BEIJING/WASHINGTON (Reuters) – Washington and Beijing both claimed victory on Monday as the world’s two largest economies stepped back from the brink of a global trade war and agreed to hold further talks to boost U.S. exports to China.
Over the weekend, the two sides pledged to keep talking about how China could import more energy and agricultural commodities from the United States so as to narrow the $335 billion annual U.S. goods and services trade deficit with China, although details and a firm timeline were thin.
The biggest immediate beneficiary appeared to be China, which won a reprieve from threatened tariffs on $50 billion of its exports to the United States as well as a lifeline for ZTE Corp , a major company whose existence had been threatened by U.S. sanctions.

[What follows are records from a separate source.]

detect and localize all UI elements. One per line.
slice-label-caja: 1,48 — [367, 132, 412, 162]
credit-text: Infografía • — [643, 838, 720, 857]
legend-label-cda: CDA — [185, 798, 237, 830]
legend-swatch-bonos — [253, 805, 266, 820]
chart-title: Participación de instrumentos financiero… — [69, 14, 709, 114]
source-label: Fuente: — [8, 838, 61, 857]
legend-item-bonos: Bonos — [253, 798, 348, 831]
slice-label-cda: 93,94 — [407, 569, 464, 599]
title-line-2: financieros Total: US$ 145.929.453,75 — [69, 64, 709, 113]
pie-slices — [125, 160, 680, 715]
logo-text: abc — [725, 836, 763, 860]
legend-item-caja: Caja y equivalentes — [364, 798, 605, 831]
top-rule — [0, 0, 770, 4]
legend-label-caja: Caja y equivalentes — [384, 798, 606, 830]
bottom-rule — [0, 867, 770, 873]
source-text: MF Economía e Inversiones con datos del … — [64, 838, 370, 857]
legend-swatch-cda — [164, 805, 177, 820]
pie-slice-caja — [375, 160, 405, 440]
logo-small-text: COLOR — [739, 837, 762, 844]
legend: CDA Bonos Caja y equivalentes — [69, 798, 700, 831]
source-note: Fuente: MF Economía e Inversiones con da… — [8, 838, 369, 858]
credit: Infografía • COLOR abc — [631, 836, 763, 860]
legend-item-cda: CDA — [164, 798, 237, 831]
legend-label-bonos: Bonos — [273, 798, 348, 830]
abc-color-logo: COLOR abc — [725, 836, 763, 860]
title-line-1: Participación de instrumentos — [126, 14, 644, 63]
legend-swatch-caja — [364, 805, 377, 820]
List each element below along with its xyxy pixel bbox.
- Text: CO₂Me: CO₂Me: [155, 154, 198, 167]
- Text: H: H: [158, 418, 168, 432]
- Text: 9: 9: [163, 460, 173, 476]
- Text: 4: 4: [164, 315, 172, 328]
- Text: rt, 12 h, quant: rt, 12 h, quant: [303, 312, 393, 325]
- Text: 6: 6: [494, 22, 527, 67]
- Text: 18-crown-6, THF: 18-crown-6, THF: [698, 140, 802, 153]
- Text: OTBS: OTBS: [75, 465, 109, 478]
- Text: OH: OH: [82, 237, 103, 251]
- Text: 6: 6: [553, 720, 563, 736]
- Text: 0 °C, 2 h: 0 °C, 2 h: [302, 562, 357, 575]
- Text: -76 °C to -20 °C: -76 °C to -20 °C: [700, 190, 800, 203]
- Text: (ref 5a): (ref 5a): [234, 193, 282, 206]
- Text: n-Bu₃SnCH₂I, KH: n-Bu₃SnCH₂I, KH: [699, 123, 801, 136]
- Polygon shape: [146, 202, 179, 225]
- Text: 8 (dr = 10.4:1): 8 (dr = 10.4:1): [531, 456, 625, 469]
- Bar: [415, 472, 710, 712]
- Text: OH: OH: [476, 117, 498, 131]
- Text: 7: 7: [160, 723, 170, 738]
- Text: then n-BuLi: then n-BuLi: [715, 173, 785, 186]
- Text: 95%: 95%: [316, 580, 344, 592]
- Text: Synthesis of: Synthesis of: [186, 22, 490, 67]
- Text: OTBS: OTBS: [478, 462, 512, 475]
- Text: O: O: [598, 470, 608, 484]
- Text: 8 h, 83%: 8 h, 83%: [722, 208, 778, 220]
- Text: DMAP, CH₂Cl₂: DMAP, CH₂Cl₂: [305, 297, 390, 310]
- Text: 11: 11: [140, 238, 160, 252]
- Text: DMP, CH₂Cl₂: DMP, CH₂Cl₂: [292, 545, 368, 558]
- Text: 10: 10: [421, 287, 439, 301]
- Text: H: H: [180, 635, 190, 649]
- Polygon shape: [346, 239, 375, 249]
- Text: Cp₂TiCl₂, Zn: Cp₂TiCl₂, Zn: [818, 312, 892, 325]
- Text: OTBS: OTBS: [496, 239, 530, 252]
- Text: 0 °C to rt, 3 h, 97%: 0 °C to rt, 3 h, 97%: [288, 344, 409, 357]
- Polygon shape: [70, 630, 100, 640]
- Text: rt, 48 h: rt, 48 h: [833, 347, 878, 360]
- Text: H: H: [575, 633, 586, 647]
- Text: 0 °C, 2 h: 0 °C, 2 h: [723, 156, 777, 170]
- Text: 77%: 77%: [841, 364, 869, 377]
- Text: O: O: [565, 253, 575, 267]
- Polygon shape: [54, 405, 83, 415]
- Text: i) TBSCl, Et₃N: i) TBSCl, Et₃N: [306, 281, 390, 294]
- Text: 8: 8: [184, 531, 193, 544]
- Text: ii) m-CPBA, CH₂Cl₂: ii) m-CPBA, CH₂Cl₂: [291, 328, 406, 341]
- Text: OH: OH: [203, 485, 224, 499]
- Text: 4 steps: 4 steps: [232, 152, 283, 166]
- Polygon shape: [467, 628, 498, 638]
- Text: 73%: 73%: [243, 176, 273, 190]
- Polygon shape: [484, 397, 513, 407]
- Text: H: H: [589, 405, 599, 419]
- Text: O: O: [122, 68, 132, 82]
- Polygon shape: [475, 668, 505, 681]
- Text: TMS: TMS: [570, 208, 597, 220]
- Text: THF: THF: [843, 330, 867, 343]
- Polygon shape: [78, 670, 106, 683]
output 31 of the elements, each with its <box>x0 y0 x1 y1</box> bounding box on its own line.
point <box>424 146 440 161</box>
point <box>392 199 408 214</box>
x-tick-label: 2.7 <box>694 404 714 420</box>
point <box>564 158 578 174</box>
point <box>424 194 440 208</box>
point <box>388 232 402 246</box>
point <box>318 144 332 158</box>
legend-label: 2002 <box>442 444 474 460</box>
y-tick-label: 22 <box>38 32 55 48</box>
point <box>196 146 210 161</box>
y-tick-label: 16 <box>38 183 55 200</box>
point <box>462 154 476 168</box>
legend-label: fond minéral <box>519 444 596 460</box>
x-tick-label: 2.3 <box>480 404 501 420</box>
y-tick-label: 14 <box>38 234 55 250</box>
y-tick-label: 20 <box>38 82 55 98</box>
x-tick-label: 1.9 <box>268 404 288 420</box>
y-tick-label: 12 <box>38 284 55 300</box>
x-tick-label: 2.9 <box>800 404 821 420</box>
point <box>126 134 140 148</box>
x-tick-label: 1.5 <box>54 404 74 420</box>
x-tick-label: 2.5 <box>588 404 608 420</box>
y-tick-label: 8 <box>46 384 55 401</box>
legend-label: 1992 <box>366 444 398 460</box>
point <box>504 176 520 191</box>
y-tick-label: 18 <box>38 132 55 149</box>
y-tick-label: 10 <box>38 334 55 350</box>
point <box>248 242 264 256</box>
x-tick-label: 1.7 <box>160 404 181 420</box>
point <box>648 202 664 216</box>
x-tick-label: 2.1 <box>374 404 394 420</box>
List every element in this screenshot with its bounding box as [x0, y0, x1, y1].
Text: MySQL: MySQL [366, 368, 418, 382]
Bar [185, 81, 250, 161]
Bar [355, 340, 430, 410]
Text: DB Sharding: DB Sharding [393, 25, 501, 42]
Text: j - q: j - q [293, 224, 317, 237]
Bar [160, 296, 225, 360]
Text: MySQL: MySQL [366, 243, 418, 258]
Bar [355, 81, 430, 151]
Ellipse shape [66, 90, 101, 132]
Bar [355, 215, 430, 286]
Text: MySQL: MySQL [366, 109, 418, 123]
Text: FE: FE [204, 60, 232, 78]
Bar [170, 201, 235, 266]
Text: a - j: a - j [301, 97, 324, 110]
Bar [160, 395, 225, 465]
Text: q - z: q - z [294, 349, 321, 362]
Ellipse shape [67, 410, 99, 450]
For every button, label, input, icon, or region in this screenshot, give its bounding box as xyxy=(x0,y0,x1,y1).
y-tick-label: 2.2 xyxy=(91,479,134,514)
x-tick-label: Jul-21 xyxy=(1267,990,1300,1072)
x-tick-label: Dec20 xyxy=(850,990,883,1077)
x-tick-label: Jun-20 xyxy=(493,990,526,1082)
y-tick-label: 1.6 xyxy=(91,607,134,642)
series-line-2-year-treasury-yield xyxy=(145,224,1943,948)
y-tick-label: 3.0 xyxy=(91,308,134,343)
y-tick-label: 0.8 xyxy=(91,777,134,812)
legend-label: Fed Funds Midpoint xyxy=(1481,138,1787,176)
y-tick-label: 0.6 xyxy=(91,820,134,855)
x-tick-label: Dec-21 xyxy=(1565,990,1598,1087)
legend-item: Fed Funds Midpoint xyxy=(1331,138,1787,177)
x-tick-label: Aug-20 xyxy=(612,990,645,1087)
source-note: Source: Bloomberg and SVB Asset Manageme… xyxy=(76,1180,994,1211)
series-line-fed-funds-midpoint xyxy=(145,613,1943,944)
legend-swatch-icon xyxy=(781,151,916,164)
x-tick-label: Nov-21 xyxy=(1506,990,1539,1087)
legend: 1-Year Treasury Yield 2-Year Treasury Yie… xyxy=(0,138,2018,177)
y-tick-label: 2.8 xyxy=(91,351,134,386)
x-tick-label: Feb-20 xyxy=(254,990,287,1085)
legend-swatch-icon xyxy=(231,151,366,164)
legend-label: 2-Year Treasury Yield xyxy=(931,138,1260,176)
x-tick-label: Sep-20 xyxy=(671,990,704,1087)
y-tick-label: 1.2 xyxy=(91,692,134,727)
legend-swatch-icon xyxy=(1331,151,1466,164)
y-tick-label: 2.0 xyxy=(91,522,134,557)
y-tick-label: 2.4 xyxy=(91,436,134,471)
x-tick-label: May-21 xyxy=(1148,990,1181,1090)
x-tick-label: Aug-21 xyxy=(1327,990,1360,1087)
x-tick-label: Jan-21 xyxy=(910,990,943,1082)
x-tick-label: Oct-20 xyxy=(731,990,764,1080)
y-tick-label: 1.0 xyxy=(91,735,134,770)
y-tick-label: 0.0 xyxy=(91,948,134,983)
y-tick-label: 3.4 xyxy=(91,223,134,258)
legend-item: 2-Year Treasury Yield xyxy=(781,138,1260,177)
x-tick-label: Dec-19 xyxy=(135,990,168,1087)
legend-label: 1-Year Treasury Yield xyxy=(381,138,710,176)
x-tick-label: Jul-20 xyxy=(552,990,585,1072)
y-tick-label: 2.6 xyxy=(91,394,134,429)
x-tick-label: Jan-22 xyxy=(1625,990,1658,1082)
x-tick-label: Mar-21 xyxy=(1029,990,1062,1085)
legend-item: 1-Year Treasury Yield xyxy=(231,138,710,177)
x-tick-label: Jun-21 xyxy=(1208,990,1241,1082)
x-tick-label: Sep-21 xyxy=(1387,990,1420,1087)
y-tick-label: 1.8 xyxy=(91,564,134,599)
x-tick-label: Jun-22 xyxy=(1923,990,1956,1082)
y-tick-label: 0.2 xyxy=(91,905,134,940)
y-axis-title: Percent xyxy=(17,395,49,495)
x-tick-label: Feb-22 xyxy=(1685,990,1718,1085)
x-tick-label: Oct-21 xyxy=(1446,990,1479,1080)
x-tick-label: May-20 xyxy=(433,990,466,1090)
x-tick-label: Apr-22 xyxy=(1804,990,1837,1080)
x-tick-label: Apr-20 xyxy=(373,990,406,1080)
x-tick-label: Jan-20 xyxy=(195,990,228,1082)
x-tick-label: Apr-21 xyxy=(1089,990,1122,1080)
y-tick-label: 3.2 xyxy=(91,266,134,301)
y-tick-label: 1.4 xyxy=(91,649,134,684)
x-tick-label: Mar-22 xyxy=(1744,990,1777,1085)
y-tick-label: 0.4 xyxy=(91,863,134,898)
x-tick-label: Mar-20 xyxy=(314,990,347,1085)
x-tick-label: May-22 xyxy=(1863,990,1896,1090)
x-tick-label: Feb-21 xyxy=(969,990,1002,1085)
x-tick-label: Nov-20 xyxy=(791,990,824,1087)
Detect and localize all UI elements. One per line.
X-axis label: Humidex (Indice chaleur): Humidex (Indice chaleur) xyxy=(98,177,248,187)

The United States meanwhile appeared to have won promises of more imports by China, although there were no specifics.
Economists at Morgan Stanley estimated exports of U.S. agricultural products, primarily beef, and energy, mostly liquified natural gas, could add between $60 billion and $90 billion to sales to China over a period of years. That is far less than the $200 billion reduction in China’s trade surplus that President Donald Trump had demanded at the start of talks.
“China has agreed to buy massive amounts of ADDITIONAL Farm/Agricultural Products – would be one of the best things to happen to our farmers in many years!” Trump wrote on Twitter on Monday.
China’s government praised the cooling of trade tensions with the United States, saying agreement was in both nations’ interests while state media trumpeted what it saw as Beijing’s refusal to surrender to U.S. economic threats.